Irwan tak sendirian berjuang. Di rumah, istrinya bekerja, dan tiga anaknya masih bersekolah mulai dari yang tertua duduk di kelas tiga SMK, yang kedua di SMP, dan si bungsu baru kelas tiga SD. “Alhamdulillah, dari odong-odong ini, bisa hidupi anak-anak, bisa sekolahkan mereka,” katanya.
Baginya, mesin sederhana itu bukan sekadar alat kerja, tapi jembatan hidup.
Setelah CFD usai sekitar pukul sepuluh pagi, Irwan pulang sebentar untuk beristirahat. Siang menjelang sore, ia kembali keluar, berkeliling kompleks atau perumahan di daerah Maros, Tanralili, bahkan sampai Moncongloe.
“Kadang saya keliling lagi jam dua atau jam tiga. Tergantung rezeki hari itu,” katanya.
Ia tak pernah tahu pasti berapa hasil yang dibawa pulang. Semua bergantung pada cuaca, jumlah pengunjung, dan nasib.
Di CFD Boulevard sendiri, Irwan tidak dikenakan biaya sewa tempat.
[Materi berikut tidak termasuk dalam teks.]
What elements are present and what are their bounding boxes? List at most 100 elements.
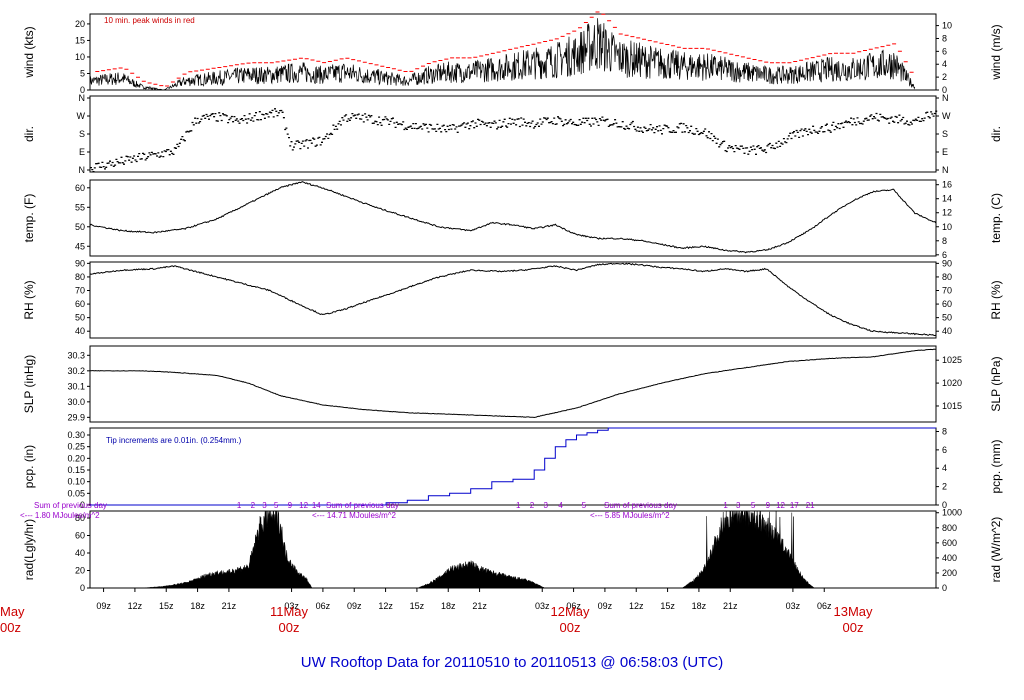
y-tick-label-right: 1020 [942,378,962,388]
y-axis-label-left: dir. [22,126,36,142]
radiation-area [90,511,936,588]
y-tick-label-right: 40 [942,326,952,336]
y-tick-label-right: S [942,129,948,139]
x-tick-label: 12z [378,601,393,611]
solar-hour-mark: 1 [516,501,521,510]
panel-wind: 0 5 10 15 20 0 2 4 6 8 10 wind (kts) wind (m/s) 10 mi… [22,12,1003,95]
y-tick-label-left: 50 [75,222,85,232]
solar-hour-mark: 1 [723,501,728,510]
solar-hour-mark: 3 [736,501,741,510]
rad-sum-value: <--- 1.80 MJoules/m^2 [20,511,100,520]
y-tick-label-right: 1000 [942,508,962,518]
y-tick-label-right: 70 [942,286,952,296]
y-tick-label-right: 2 [942,72,947,82]
solar-hour-mark: 2 [530,501,535,510]
wind-speed-series [90,18,915,90]
wind-direction-marks [90,109,937,172]
x-axis: 09z 12z 15z 18z 21z 03z 06z 09z 12z 15z 18z 21z 03z 0… [0,588,873,635]
x-tick-label: 09z [96,601,111,611]
date-label-hour: 00z [279,620,300,635]
panel-slp: 29.9 30.0 30.1 30.2 30.3 1015 1020 1025 SLP (inH… [22,346,1003,422]
y-tick-label-right: 200 [942,568,957,578]
x-tick-label: 18z [441,601,456,611]
x-tick-label: 21z [723,601,738,611]
y-axis-label-left: RH (%) [22,280,36,319]
solar-hour-mark: 5 [582,501,587,510]
y-tick-label-left: 0.20 [67,453,85,463]
x-tick-label: 06z [316,601,331,611]
y-axis-label-right: dir. [989,126,1003,142]
panel-pcp: 00.050.100.150.200.250.3002468pcp. (in) p… [22,426,1003,510]
y-tick-label-left: E [79,147,85,157]
y-axis-label-left: pcp. (in) [22,445,36,488]
y-tick-label-left: 60 [75,183,85,193]
y-tick-label-left: 90 [75,258,85,268]
y-axis-label-left: rad(Lgly/hr) [22,519,36,580]
temp-series [90,182,936,253]
y-tick-label-right: 0 [942,583,947,593]
y-axis-label-left: SLP (inHg) [22,355,36,413]
chart-title: UW Rooftop Data for 20110510 to 20110513… [301,654,723,671]
y-tick-label-right: 6 [942,46,947,56]
y-tick-label-left: 0.30 [67,430,85,440]
panel-rh: 40 50 60 70 80 90 40 50 60 70 80 90 RH (%) RH (%) [22,258,1003,338]
solar-hour-mark: 2 [251,501,256,510]
x-tick-label: 18z [692,601,707,611]
y-tick-label-left: N [79,93,86,103]
y-tick-label-left: 40 [75,548,85,558]
panel-temp: 455055606810121416temp. (F) temp. (C) [22,180,1003,260]
y-tick-label-left: 0.05 [67,488,85,498]
y-axis-label-left: temp. (F) [22,194,36,243]
y-axis-label-right: wind (m/s) [989,24,1003,80]
rad-sum-label: Sum of previous day [604,501,677,510]
y-tick-label-right: 4 [942,463,947,473]
solar-hour-mark: 12 [299,501,308,510]
y-tick-label-right: 90 [942,258,952,268]
rad-sum-value: <--- 5.85 MJoules/m^2 [590,511,670,520]
y-tick-label-left: 30.1 [67,381,85,391]
y-tick-label-right: N [942,93,949,103]
y-tick-label-right: 1025 [942,355,962,365]
x-tick-label: 09z [598,601,613,611]
y-tick-label-right: 14 [942,194,952,204]
rad-sum-value: <--- 14.71 MJoules/m^2 [312,511,397,520]
weather-chart: 051015200246810wind (kts) wind (m/s)10 mi… [0,0,1024,700]
solar-hour-mark: 9 [766,501,771,510]
y-tick-label-right: 6 [942,445,947,455]
solar-hour-mark: 17 [790,501,799,510]
y-tick-label-right: E [942,147,948,157]
y-tick-label-left: 30.3 [67,350,85,360]
y-tick-label-left: 40 [75,326,85,336]
y-tick-label-left: 0.10 [67,477,85,487]
x-tick-label: 12z [629,601,644,611]
x-tick-label: 15z [410,601,425,611]
x-tick-label: 03z [786,601,801,611]
y-tick-label-left: 45 [75,241,85,251]
y-tick-label-right: 8 [942,426,947,436]
x-tick-label: 15z [660,601,675,611]
solar-hour-mark: 5 [274,501,279,510]
y-tick-label-left: 60 [75,299,85,309]
date-label-day: May [0,604,25,619]
y-tick-label-left: 20 [75,19,85,29]
panel-rad: 02040608002004006008001000rad(Lgly/hr) ra… [20,501,1003,593]
panel-frame [90,262,936,338]
x-tick-label: 06z [817,601,832,611]
y-axis-label-right: SLP (hPa) [989,356,1003,411]
date-label-hour: 00z [0,620,21,635]
y-tick-label-right: 60 [942,299,952,309]
y-tick-label-left: 30.2 [67,366,85,376]
panel-frame [90,346,936,422]
date-label-hour: 00z [843,620,864,635]
y-axis-label-right: pcp. (mm) [989,439,1003,493]
date-label-day: 11May [270,604,309,619]
solar-hour-mark: 21 [806,501,815,510]
x-tick-label: 03z [535,601,550,611]
y-axis-label-right: temp. (C) [989,193,1003,243]
y-tick-label-right: 10 [942,21,952,31]
y-tick-label-left: 55 [75,202,85,212]
solar-hour-mark: 9 [288,501,293,510]
slp-series [90,349,936,417]
y-tick-label-left: 60 [75,531,85,541]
“Kalau yang di jalan besar, baru ada izin,” jelasnya. Tapi ia tetap menyisihkan sedikit rezeki untuk para petugas kebersihan. “Istilahnya bagi-bagi rezeki,” katanya. Ia paham, di balik keramaian, ada banyak orang kecil seperti dirinya yang juga berjuang mencari nafkah dari ruang yang sama.
Bantuan dari pemerintah? Ia menggeleng.
“Sering diambil datanya, KTP, kartu keluarga,” ucapnya.
“Tapi sampai sekarang belum pernah ada yang datang,” suaranya terdengar datar, tapi bukan tanpa nada kecewa.
“Kadang pilih kasih, saya ini cacat, tapi tak pernah dapat bantuan, padahal wajar kalau dibantu, kan?” Meskipun begitu, Irwan tak larut dalam keluh. Ia memilih sibuk menjaga keseimbangan antara bekerja dan istirahat. “Kalau malam pulang jam sepuluh, ya istirahat. Besok subuh jalan lagi. Semua demi anak-anak,” ujarnya.
Dalam hidupnya yang kini banyak dihabiskan di atas roda, waktu menjadi hal yang relatif. Siang dan malam bercampur, tapi semangatnya tak pernah padam.
Di sela tawa anak-anak yang berputar di atas odong-odong, Irwan tampak ikut tersenyum. “Enaknya main sama anak-anak, rasanya kayak muda lagi,” katanya sambil tertawa kecil.
Ia tak peduli jika usia terus bertambah, selama musik anak-anak terus berbunyi, hidupnya terasa ringan. “Banyak yang tidak percaya kalau saya sudah lima puluhan,” tambahnya tertawa.
Senyum Irwan tak pernah lepas saat melihat anak-anak menaiki odong-odong
Bagi Irwan, kebahagiaan sederhana saja. “Bahagia itu kumpul sama keluarga,” ujarnya tanpa ragu. Di matanya, keluarga adalah tujuan akhir dari setiap putaran roda. Dan di tengah teriknya matahari Makassar, dengan keringat di pelipis dan kaki yang sesekali kaku, ia terus mendorong odong-odongnya perlahan seperti menolak berhenti.
Sebelum berpamitan, ia sempat menyampaikan satu pesan untuk pemerintah kota: “Tolonglah, diperhatikan orang yang di bawah. Jangan pilih-pilih, banyak yang lebih susah tapi malah tak kelihatan. Kami cuma mau hidup layak, tanpa harus kehilangan pekerjaan.”
Di Car Free Day Boulevard, roda-roda warna milik Irwan terus berputar. Lagu anak-anak terus bergema, menutupi derit logam tua dan napas lelah pemiliknya. Tapi di balik itu semua, ada kisah keteguhan seorang ayah yang menolak berhenti, meski jalannya sudah tak lagi sempurna. (*).